The other writers didn’t get the memo. Politics got involved. No one seemed able to agree on the right way to go forward, so the whole event turned into a mess. Cap went from being Jesus to an old man blinded by his refusal to accept defeat. Mere minutes after surrendering and admitting he was wrong in Civil War 7, he was screaming bloody revolution in The Confession. Iron Man went from being written as a hero making difficult decisions to Hitler to a weeping, overly emotional teenager. No one was helming the ship, resulting in everyone looking terrible.
2. Captain Marvel/Shazam
When he speaks the phrase: “Shazam!” young Billy Batson becomes Earth’s Mightiest Mortal, Captain Marvel. After having the wisdom of Solomon, the strength of Hercules, the stamina of Atlas, the power of Zeus, the courage of Achilles and the speed of Mercury gifted unto him by the great wizard Shazam as a reward for his good heart and gentle soul, Captain Marvel maintains a childish naiveté in the face of overwhelming odds. He and his “Marvel Family” are a shining beacon of light in an increasingly dim world.
With the New 52 relaunch, Billy was recast as a street tough orphan who immediately uses his powers to try to make money after convincing the wizard that good people don’t exist.

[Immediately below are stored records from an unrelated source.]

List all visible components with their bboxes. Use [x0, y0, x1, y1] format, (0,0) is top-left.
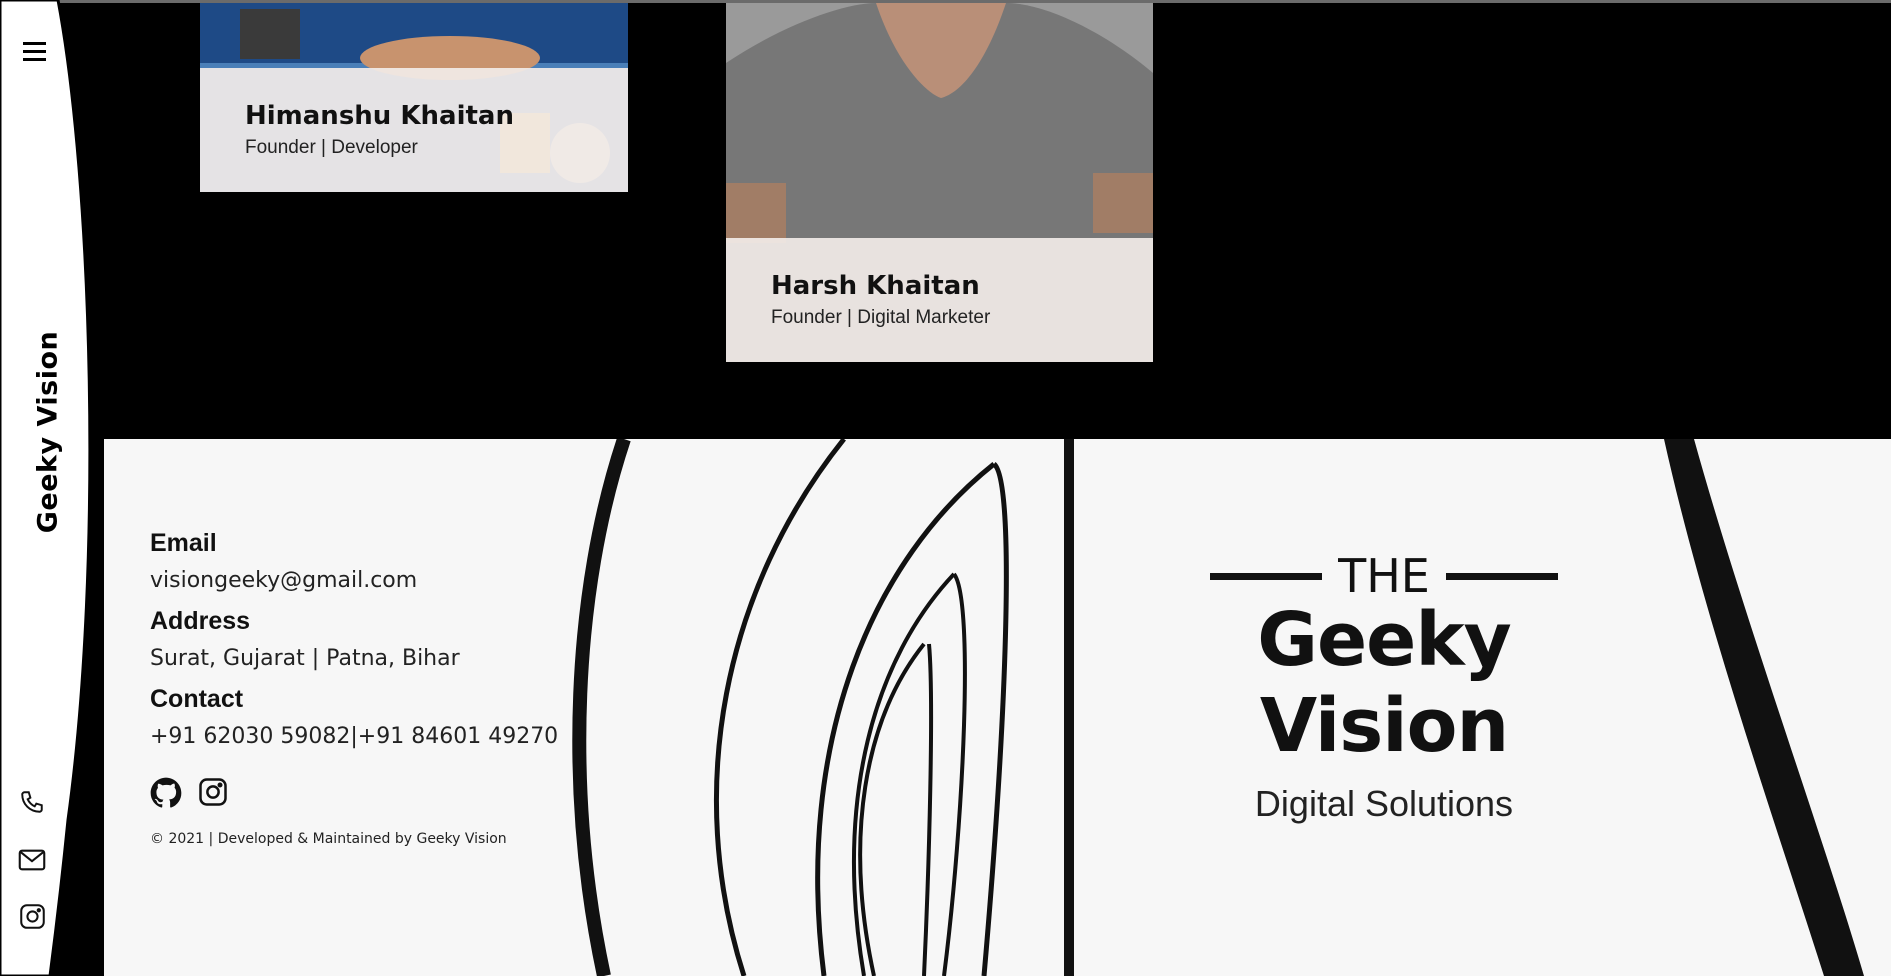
team-member-role: Founder | Digital Marketer [771, 307, 991, 328]
footer: Email visiongeeky@gmail.com Address Sura… [104, 439, 1891, 976]
brand-logo: THE Geeky Vision Digital Solutions [1134, 549, 1634, 825]
instagram-link[interactable] [15, 899, 49, 933]
instagram-footer-link[interactable] [198, 777, 230, 809]
phone-link[interactable] [15, 785, 49, 819]
contact-info: Email visiongeeky@gmail.com Address Sura… [150, 529, 558, 847]
menu-icon-bar [23, 57, 46, 61]
contact-label: Contact [150, 685, 244, 713]
email-link[interactable] [15, 843, 49, 877]
copyright-text: © 2021 | Developed & Maintained by Geeky… [150, 831, 507, 847]
github-link[interactable] [150, 777, 182, 809]
address-label: Address [150, 607, 251, 635]
logo-divider [1445, 572, 1558, 580]
team-card: Harsh Khaitan Founder | Digital Marketer [726, 3, 1153, 362]
sidebar-brand-name: Geeky Vision [32, 330, 64, 534]
team-member-name: Harsh Khaitan [771, 271, 980, 301]
email-value[interactable]: visiongeeky@gmail.com [150, 568, 558, 593]
team-card-info: Himanshu Khaitan Founder | Developer [200, 68, 628, 192]
team-member-name: Himanshu Khaitan [245, 101, 514, 131]
menu-icon-bar [23, 49, 46, 53]
logo-name: Geeky Vision [1257, 597, 1512, 769]
logo-prefix-row: THE [1134, 549, 1634, 603]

After starring in Teen Titans, a popular children’s cartoon where teen heroes team up to have wacky adventures which occasionally venture into darker, but still kid-friendly territory, DC decided to promote the characters more. Although Robin was already fairly well-known, Cyborg got promoted to the Justice League and appeared in Smallville, and others like Raven were moved to more prominent roles in crossovers and other stories.
Starfire, an alien princess known to children around the world as a ditzy airhead who loves her pet moth larvae, Silkie, was recast as an absent-minded blow-up doll who has sex with multiple characters to relieve her boredom and steals Dick Grayson’s clothes to build a small shrine to him in her room.